On this trip, I went with two of my friends from college, Kait and Lindsey, to visit my roommate Elizabeth in Virginia Beach. This was pretty big for Lindsey and I because neither of us had been to Virginia Beach before. Thankfully Elizabeth and Kait knew their way around the city, so we never got lost on our way to and fro.

Like most vacations, my favorite parts probably took place at the beach. I'm always at utter peace stomping through mushy sand or leaning down to splash the salty water that tries to knock my short self over. We took pictures and did something us college girls rarely have time to do especially in school: Relax.

The four of us did not live up to the crazed stereotype of girl trips in movies. Although I finally got a chance to sing along to Taylor Swift in a car ride with my friends, so that's always a plus. We played "Top Golf" one day, and by some miracle, I actually won the second game by a fair amount after much humiliation in the first one. We visited some of Elizabeth's family, and I finally got to meet her giant dog Apollo (I call him 'Wolf Dog').

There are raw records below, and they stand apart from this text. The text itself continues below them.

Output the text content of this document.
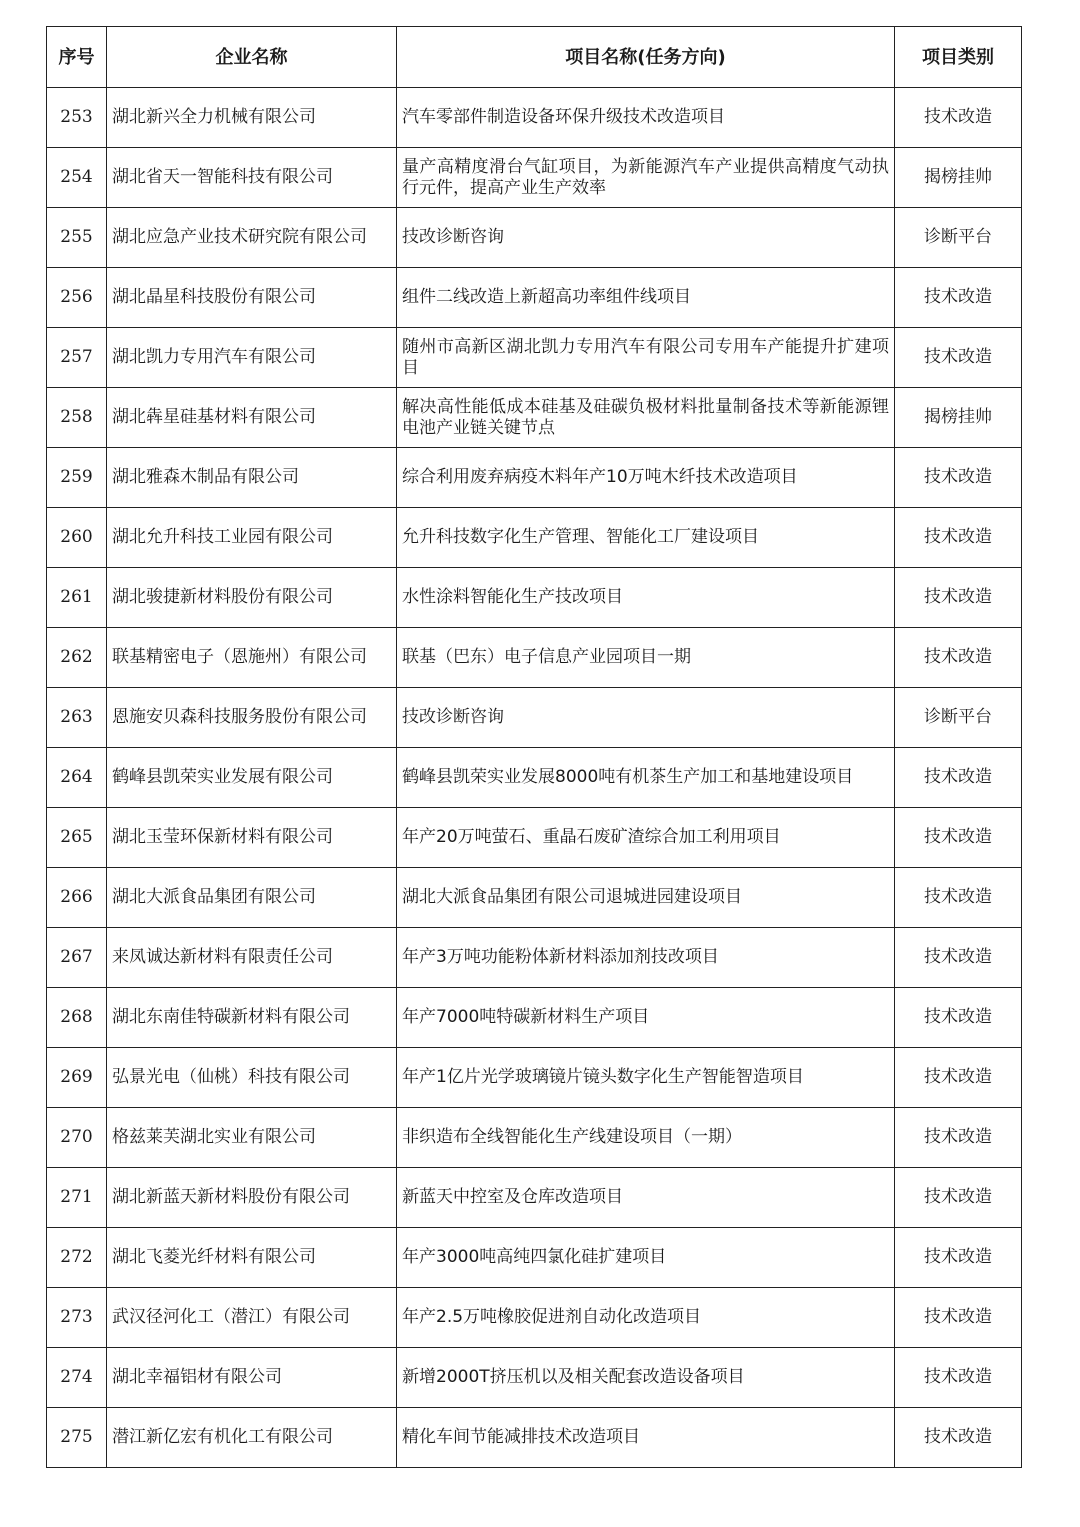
序号	企业名称	项目名称(任务方向)	项目类别
253	湖北新兴全力机械有限公司	汽车零部件制造设备环保升级技术改造项目	技术改造
254	湖北省天一智能科技有限公司	量产高精度滑台气缸项目，为新能源汽车产业提供高精度气动执行元件，提高产业生产效率	揭榜挂帅
255	湖北应急产业技术研究院有限公司	技改诊断咨询	诊断平台
256	湖北晶星科技股份有限公司	组件二线改造上新超高功率组件线项目	技术改造
257	湖北凯力专用汽车有限公司	随州市高新区湖北凯力专用汽车有限公司专用车产能提升扩建项目	技术改造
258	湖北犇星硅基材料有限公司	解决高性能低成本硅基及硅碳负极材料批量制备技术等新能源锂电池产业链关键节点	揭榜挂帅
259	湖北雅森木制品有限公司	综合利用废弃病疫木料年产10万吨木纤技术改造项目	技术改造
260	湖北允升科技工业园有限公司	允升科技数字化生产管理、智能化工厂建设项目	技术改造
261	湖北骏捷新材料股份有限公司	水性涂料智能化生产技改项目	技术改造
262	联基精密电子（恩施州）有限公司	联基（巴东）电子信息产业园项目一期	技术改造
263	恩施安贝森科技服务股份有限公司	技改诊断咨询	诊断平台
264	鹤峰县凯荣实业发展有限公司	鹤峰县凯荣实业发展8000吨有机茶生产加工和基地建设项目	技术改造
265	湖北玉莹环保新材料有限公司	年产20万吨萤石、重晶石废矿渣综合加工利用项目	技术改造
266	湖北大派食品集团有限公司	湖北大派食品集团有限公司退城进园建设项目	技术改造
267	来凤诚达新材料有限责任公司	年产3万吨功能粉体新材料添加剂技改项目	技术改造
268	湖北东南佳特碳新材料有限公司	年产7000吨特碳新材料生产项目	技术改造
269	弘景光电（仙桃）科技有限公司	年产1亿片光学玻璃镜片镜头数字化生产智能智造项目	技术改造
270	格兹莱芙湖北实业有限公司	非织造布全线智能化生产线建设项目（一期）	技术改造
271	湖北新蓝天新材料股份有限公司	新蓝天中控室及仓库改造项目	技术改造
272	湖北飞菱光纤材料有限公司	年产3000吨高纯四氯化硅扩建项目	技术改造
273	武汉径河化工（潜江）有限公司	年产2.5万吨橡胶促进剂自动化改造项目	技术改造
274	湖北幸福铝材有限公司	新增2000T挤压机以及相关配套改造设备项目	技术改造
275	潜江新亿宏有机化工有限公司	精化车间节能减排技术改造项目	技术改造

Everyday was another chance to ask with enthusiasm: "So what are we doing today?"

Our trip wasn't like the movies where we all cried or confessed our deepest darkest secrets. Everything the four of us shared was laughter and this calm feeling of being at home, in the chaotic peace of each other's company. We understand each other a little better due to finally seeing what we're like outside of Longwood University. After this, all I can say is that we're most definitely planning the next one!